Le 29 janvier 2025, coup de tonnerre. Disney + obtient, après d’âpres négociations, la réduction du délai imposé de dix-sept à neuf mois. En échange, le groupe américain accepte de porter, d’ici à trois ans, de 20 % à 25 % la part de son chiffre d’affaires français qu’il consacre à la création audiovisuelle dans le pays, dont plus de la moitié (14 %) ira à terme au cinéma.

Le recours de Netflix porte sur le dernier arrêté, conclu le 13 février. Ce dernier a rendu obligatoire un nouvel accord sur la chronologie des médias après des négociations tendues entre professionnels du cinéma et diffuseurs. Cet accord, paraphé notamment par France Télévisions, Canal +, TF1 ou Disney, s’applique à Netflix même s’il n’en est pas signataire qui, de ce fait, se retrouve techniquement bloqué à quinze mois pour les trois prochaines années (2026-2028).

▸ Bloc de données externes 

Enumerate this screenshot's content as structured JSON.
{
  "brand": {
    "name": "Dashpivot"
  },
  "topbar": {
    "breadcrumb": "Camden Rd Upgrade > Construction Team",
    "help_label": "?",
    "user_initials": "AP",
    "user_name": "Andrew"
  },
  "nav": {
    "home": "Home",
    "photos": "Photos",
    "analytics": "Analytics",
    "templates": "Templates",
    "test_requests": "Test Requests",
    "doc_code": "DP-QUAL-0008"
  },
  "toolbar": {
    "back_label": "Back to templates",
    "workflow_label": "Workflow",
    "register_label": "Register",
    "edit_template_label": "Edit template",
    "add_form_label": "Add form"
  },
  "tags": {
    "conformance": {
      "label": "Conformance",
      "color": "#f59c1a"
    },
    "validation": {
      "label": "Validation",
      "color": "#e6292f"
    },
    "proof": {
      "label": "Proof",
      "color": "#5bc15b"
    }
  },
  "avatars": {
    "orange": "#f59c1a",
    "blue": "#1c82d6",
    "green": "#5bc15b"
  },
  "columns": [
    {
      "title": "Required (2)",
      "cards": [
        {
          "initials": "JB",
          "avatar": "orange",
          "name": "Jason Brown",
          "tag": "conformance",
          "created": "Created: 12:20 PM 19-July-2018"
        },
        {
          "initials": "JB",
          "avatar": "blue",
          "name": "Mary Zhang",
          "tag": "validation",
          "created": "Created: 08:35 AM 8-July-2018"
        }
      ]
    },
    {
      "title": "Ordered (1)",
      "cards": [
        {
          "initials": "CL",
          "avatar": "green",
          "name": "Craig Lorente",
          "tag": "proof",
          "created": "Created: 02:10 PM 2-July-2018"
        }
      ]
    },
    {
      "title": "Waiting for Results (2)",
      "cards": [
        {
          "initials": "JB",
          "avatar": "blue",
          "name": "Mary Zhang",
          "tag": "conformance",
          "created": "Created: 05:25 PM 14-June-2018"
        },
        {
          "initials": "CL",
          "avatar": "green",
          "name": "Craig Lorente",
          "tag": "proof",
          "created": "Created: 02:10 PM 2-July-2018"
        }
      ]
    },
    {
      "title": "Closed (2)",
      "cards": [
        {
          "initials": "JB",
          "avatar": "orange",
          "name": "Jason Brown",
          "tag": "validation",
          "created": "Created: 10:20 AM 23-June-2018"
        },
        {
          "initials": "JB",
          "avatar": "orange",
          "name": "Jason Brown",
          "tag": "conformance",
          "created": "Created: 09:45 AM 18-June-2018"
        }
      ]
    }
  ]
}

Netflix souligne, selon les mots du Figaro, une «situation clairement déséquilibrée», notamment face aux nouveaux droits accordés à Disney +. Certes, son concurrent hollywoodien mobilise une part plus grande partie de son chiffre d’affaires. Mais en valeur absolue la somme – une quarantaine de millions d’euros – reste inférieure à celle mise sur la table par Netflix qui rappelle dans un courrier, révélé par Variety, ses liens avec la Cinémathèque française, ses coproductions pour Jeanne du Barry, le biopic Flo sur Florence Arthaud ou les Segpa au ski et son partenariat avec la Femis comme autant de preuves de son intégration au système du cinéma français. Netflix s’appuie donc désormais sur le Conseil d’Etat pour tenter d’obtenir gain de cause.